How Do You Find the Particular Solution for Second Order Linear Equations?

[hbomb]

I need some help on finding the general solution.

I can find the complimentary solution, I'm having trouble finding the particular solution. Can anyone give me any tips.

y"+9y=t^2e^(3t)+6
y"-2y'-3y=-3te^-t
y"+2y'=3+4sin(2t)

 

[Pyrrhus]

What method are you supposed to employ?

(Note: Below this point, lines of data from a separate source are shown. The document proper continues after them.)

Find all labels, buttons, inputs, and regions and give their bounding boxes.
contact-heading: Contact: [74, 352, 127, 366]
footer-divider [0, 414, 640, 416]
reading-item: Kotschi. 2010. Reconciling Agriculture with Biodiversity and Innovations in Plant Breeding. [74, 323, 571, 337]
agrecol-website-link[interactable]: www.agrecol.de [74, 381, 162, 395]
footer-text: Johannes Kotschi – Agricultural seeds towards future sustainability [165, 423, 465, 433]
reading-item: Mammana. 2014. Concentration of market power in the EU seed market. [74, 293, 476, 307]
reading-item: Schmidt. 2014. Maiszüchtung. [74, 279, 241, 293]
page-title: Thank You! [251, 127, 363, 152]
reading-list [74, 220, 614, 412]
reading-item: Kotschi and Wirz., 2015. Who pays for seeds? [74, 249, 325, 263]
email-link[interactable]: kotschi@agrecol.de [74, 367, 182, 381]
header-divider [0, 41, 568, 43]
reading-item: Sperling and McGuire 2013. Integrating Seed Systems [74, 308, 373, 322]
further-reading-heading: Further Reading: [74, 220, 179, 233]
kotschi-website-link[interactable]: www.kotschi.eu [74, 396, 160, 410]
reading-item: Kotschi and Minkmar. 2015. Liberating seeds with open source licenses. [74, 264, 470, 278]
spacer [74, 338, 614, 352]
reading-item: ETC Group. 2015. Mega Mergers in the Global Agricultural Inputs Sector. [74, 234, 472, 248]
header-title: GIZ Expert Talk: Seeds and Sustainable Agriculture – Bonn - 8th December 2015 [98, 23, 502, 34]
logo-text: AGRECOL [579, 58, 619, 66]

Undetermined Coefficients or Variation of parameters.

 

[hbomb]

Undetermined coefficients

 

[Pyrrhus]

1) (At^2 +Bt + C)e^{3t} + D

2) Pay attention to the complimentary solution, because there's already e^{-t}, therefore you must use:

Ate^{-t} + Bt^{2} e^{-t}

3) Pay attention to the complimentary solution, because there's already a constant, therefore you must use:

At + B \sin 2t + C \cos 2t

 

[hbomb]

I don't mean to be asking too much, but could you list the special cases for putting together the form for the particular solutions.

 

[Pyrrhus]

I don't mean to be asking too much, but could you list the special cases for putting together the form for the particular solutions.

Well, they come from inspecting independent term.

 

[HallsofIvy]

The types of functions you can expect to find as solutions to "linear differential equations with constant coefficients are:
exponentials: e^ax
powers of x: xⁿ
sine and cosine: sin(ax) and cos(ax)
and products of those.
Generally speaking, if the right hand side of the equation has
exponentials, try the same exponentials.
power of x, try that and lower powers of x
sine and/or cosine, try sine AND cosine
products of those, products of what you would try for each

BUT if one of those is also a solution to the homogeneous equation, you will have to multiply by x.